Posts Tagged ‘bipolar’

I’m an *sshole

Wednesday, March 31st, 2010

Why? Because I pulled the fire alarm at a hospital. Twice.

Let me clarify. There wasn’t a fire.

Now of all the asshole things one can do, why would one commit such an atrocity? Why would one cause every infirm patient to be wheeled and pushed out of the hospital in their beds and with their dialysis machines and ass-revealing gowns to hustle out of the hospital? Why act at the height of douchebaggery?

Well…I was insane. This is a little-known fact (it would have been nice if my psychiatrist knew this): I was hearing two voices. The first was the singer from Mars Volta, Cedric Bixler-Zavala. The other was a deep, agreeable baritone—the guitarist, Omar Rodriguez-Lopez. I had been listening to them jabber continuously in my head for a couple days now, glad that I finally had friends. The y would make excellent radio commentators.

But let me digress. I am bipolar. As a bipolar person, I get to experience the confident, intuitive, impulsive knowingness and sureness of being right, along with the bewildering, paranoid hallucinations of sweet psychosis, which accompanies mania in some humans. When I am not loading my valuables into a backpack, dropping the backpack off in the woods because it contains things that can identify me, and walking along the highway for 12 straight hours to get away, I am asleep in my bed wishing I were dead. This time, however, as it turns out, I was manic again. Really manic.

(I think the source of comedy must be pain.)

Anyway, don’t feel sorry for me. I get to go out on adventures. Terrible, terrible adventures. Furthermore, at the time, I was getting ECT for my previous chronic depression, and as a side effect some of my recent memories were disappearing. Like how I ended up in a mental institution.

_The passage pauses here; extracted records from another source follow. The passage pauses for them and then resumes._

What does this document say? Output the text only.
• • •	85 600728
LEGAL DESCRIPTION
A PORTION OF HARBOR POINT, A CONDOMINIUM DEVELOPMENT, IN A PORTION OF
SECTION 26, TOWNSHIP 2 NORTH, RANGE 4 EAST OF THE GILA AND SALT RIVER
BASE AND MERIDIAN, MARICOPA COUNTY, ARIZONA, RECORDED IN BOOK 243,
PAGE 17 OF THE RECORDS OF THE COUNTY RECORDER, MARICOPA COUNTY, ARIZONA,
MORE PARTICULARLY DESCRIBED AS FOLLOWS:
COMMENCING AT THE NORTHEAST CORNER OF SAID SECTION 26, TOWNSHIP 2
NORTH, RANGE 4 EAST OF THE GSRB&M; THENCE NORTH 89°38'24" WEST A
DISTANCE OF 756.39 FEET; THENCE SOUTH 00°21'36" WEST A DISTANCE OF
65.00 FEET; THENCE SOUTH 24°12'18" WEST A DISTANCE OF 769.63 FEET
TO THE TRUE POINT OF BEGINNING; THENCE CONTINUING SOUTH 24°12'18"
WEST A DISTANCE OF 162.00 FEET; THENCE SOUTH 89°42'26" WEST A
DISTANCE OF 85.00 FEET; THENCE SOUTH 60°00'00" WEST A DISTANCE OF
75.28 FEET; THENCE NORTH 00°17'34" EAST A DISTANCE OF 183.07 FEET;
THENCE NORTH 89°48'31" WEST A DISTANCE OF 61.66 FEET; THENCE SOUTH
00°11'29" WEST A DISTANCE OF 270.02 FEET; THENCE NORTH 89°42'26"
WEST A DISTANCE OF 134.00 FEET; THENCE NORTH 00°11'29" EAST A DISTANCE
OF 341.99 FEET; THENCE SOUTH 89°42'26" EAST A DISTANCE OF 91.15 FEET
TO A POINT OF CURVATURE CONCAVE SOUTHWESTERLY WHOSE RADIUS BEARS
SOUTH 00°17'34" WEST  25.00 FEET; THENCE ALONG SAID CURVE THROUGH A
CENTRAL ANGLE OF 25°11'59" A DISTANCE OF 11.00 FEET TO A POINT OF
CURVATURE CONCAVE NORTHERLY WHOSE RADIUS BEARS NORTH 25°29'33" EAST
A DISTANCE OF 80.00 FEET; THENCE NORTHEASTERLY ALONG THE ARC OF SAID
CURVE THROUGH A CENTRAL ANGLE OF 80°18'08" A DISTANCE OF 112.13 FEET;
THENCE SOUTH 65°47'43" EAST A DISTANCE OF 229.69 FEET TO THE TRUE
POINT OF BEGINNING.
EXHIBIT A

All I knew was that I wanted out. No more art projects. No more filling out menus made to seem like I was fine dining. No more putting together puzzles with missing pieces. Oh, and I wanted my shoelaces back.

Hence, I pulled the fire alarm, planning to escape as we exited the building. However, the lady in the office just turned off the alarm from her desk. (The next day it still seemed like a good idea, so I did it again.) Nothing. Nada. Foiled. I, Cedric, and Omar wouldn’t be escaping today, making me…an asshole.